Loro due si chiedevano spesso come poteva finiva quella brutta faccenda nella quale si trovavano incarcerati senza colpa. La questione si aggravò molto quando tutti gli arrestati furono liberati perché completamente estranei a questioni politiche fatta eccezione per Enrico che invece restava in prigione per via del suo deposito di materiale molto compromettente. Prima che l’amico Mario partisse venne concordato la tra di loro l’acquisto da parte Mario stesso di tutto il materiale del museo di Enrico fissando le condizioni economiche in base alle quali egli avrebbe immediatamente svuotato il museo e vendendo per suo conto il materiale riservando ad Enrico la metà del denaro ricavato. In particolare Mario doveva consegnare subito ai Carabinieri le due vecchie armi ottenendo la dichiarazione di deposito delle stesse presso la forza pubblica.

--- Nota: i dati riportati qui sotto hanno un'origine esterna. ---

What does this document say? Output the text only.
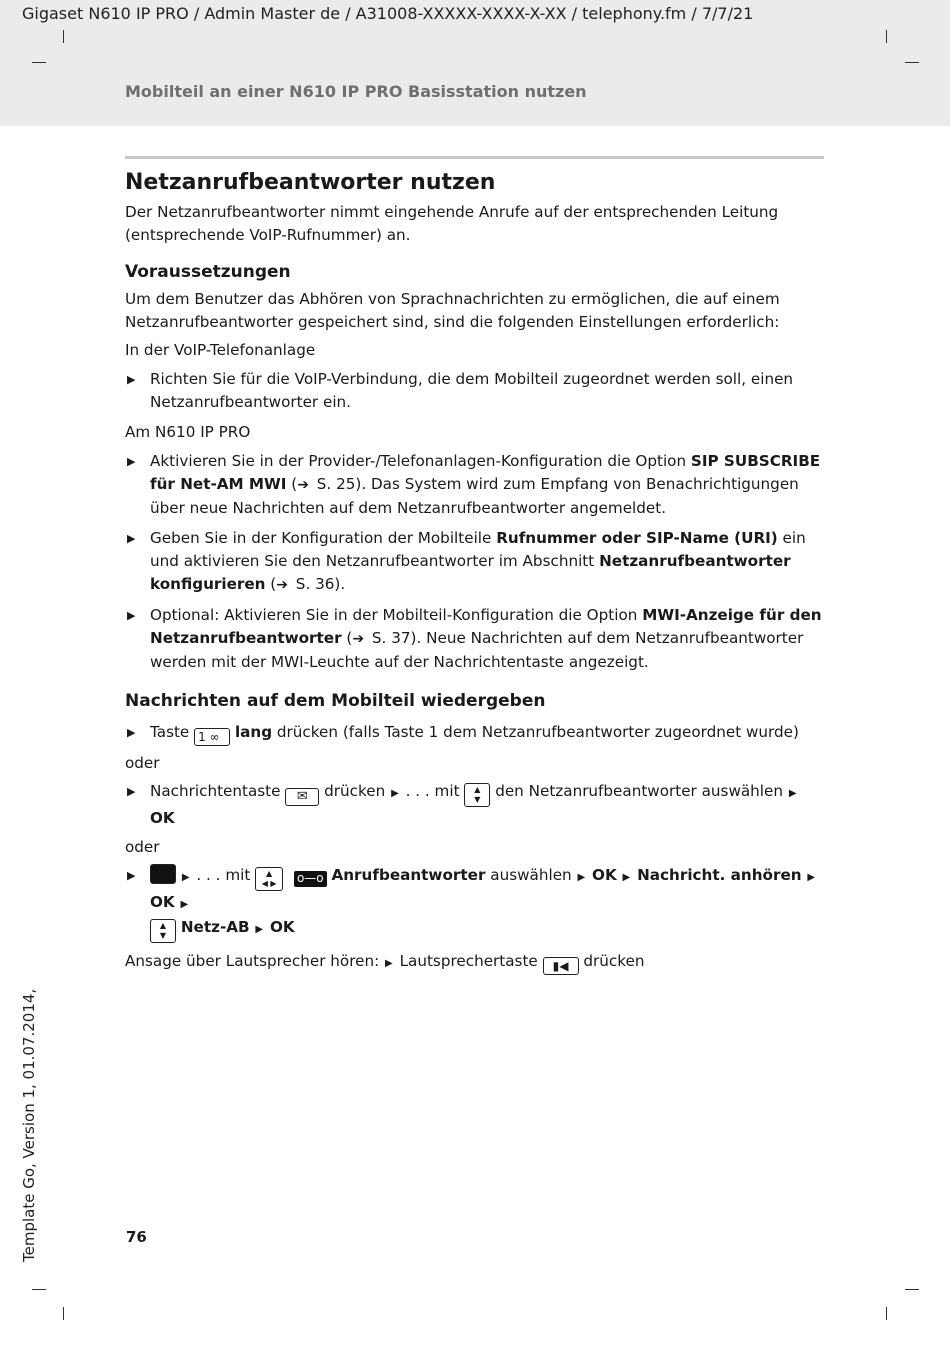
Gigaset N610 IP PRO / Admin Master de / A31008-XXXXX-XXXX-X-XX / telephony.fm / 7/7/21
Mobilteil an einer N610 IP PRO Basisstation nutzen
Netzanrufbeantworter nutzen

Der Netzanrufbeantworter nimmt eingehende Anrufe auf der entsprechenden Leitung (entsprechende VoIP-Rufnummer) an.

Voraussetzungen

Um dem Benutzer das Abhören von Sprachnachrichten zu ermöglichen, die auf einem Netzanrufbeantworter gespeichert sind, sind die folgenden Einstellungen erforderlich:

In der VoIP-Telefonanlage

▶ Richten Sie für die VoIP-Verbindung, die dem Mobilteil zugeordnet werden soll, einen Netzanrufbeantworter ein.

Am N610 IP PRO

▶ Aktivieren Sie in der Provider-/Telefonanlagen-Konfiguration die Option SIP SUBSCRIBE für Net-AM MWI (➔ S. 25). Das System wird zum Empfang von Benachrichtigungen über neue Nachrichten auf dem Netzanrufbeantworter angemeldet.
▶ Geben Sie in der Konfiguration der Mobilteile Rufnummer oder SIP-Name (URI) ein und aktivieren Sie den Netzanrufbeantworter im Abschnitt Netzanrufbeantworter konfigurieren (➔ S. 36).
▶ Optional: Aktivieren Sie in der Mobilteil-Konfiguration die Option MWI-Anzeige für den Netzanrufbeantworter (➔ S. 37). Neue Nachrichten auf dem Netzanrufbeantworter werden mit der MWI-Leuchte auf der Nachrichtentaste angezeigt.
Nachrichten auf dem Mobilteil wiedergeben
▶ Taste 1 ∞ lang drücken (falls Taste 1 dem Netzanrufbeantworter zugeordnet wurde)

oder

▶ Nachrichtentaste ✉ drücken ▶ . . . mit ▲
▼ den Netzanrufbeantworter auswählen ▶ OK

oder

▶	▶ . . . mit ▲
◀ ▶ o—o Anrufbeantworter auswählen ▶ OK ▶ Nachricht. anhören ▶ OK ▶
▲
▼ Netz-AB ▶ OK

Ansage über Lautsprecher hören: ▶ Lautsprechertaste ▮◀ drücken

76
Template Go, Version 1, 01.07.2014,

LA LIETA FINE DELLA CARCERAZIONE

Quando poi Mario venne in visita di Enrico per comunicargli che tutta l’operazione era terminata Enrico comunicò alla direzione del carcere che egli non possedeva più alcun materiale del suo museo essendo le armi non più funzionanti consegnate ai carabinieri e tutto il testo venduto alla spicciolata nei mercati rionali.

La polizia contestò il fatto affermando che egli aveva distrutto la prova che essi avevano a portata di mano per incriminarlo come partecipante alla dimostrazione vietata. A quel punto Enrico affermò prima di tutto che egli non aveva partecipato affatto alla dimostrazione ma si era solo fermato per la curiosità che lo aveva preso.
Inoltre affermò che non aveva ricevuto alcun divieto ufficiale di spostamento di quegli oggetti che si trovavano fin da anni ed anni fermi lì in quella specie di piccolo museo.
Egli fornì anche molte indicazioni sul come essi potevano assumere informazioni precise sulla realtà in base alla quale egli mai si era occupato di politica ma che invece era un pacifico cittadino che insegnava in una scuola statale ed anche la dottrina cristiana ai fanciulli del suo paese. Egli aveva moglie e figli cui accudire e soprattutto provvedere al sostentamento economico lavorando come insegnante , cosa che non poteva fare restando in prigione.
In realtà la polizia, esperite tutte le indagini del caso, poté constatare la veridicità di quanto da Enrico sostenuto e poté finalmente lasciarlo ritornare a casa non essendo più proprietario di nulla che riguardasse la brutta avventura che aveva vissuto.

CONCLUSIONE

Enrico, contentissimo di essere tornato a casa, era però dispiaciuto per quei cimeli che non aveva più perché in cuor suo era sempre innamorato di quella oggettistica di cui adesso non conservava più nulla mentre allora avrebbe fatto volentieri quello che non faceva da anni e cioè andare nel suo museo e rivedere tutti i cimeli che gli erano molto cari. Ora invece non ne aveva nemmeno uno, uno soltanto uno per ricordare la sua passione ed il suo museo.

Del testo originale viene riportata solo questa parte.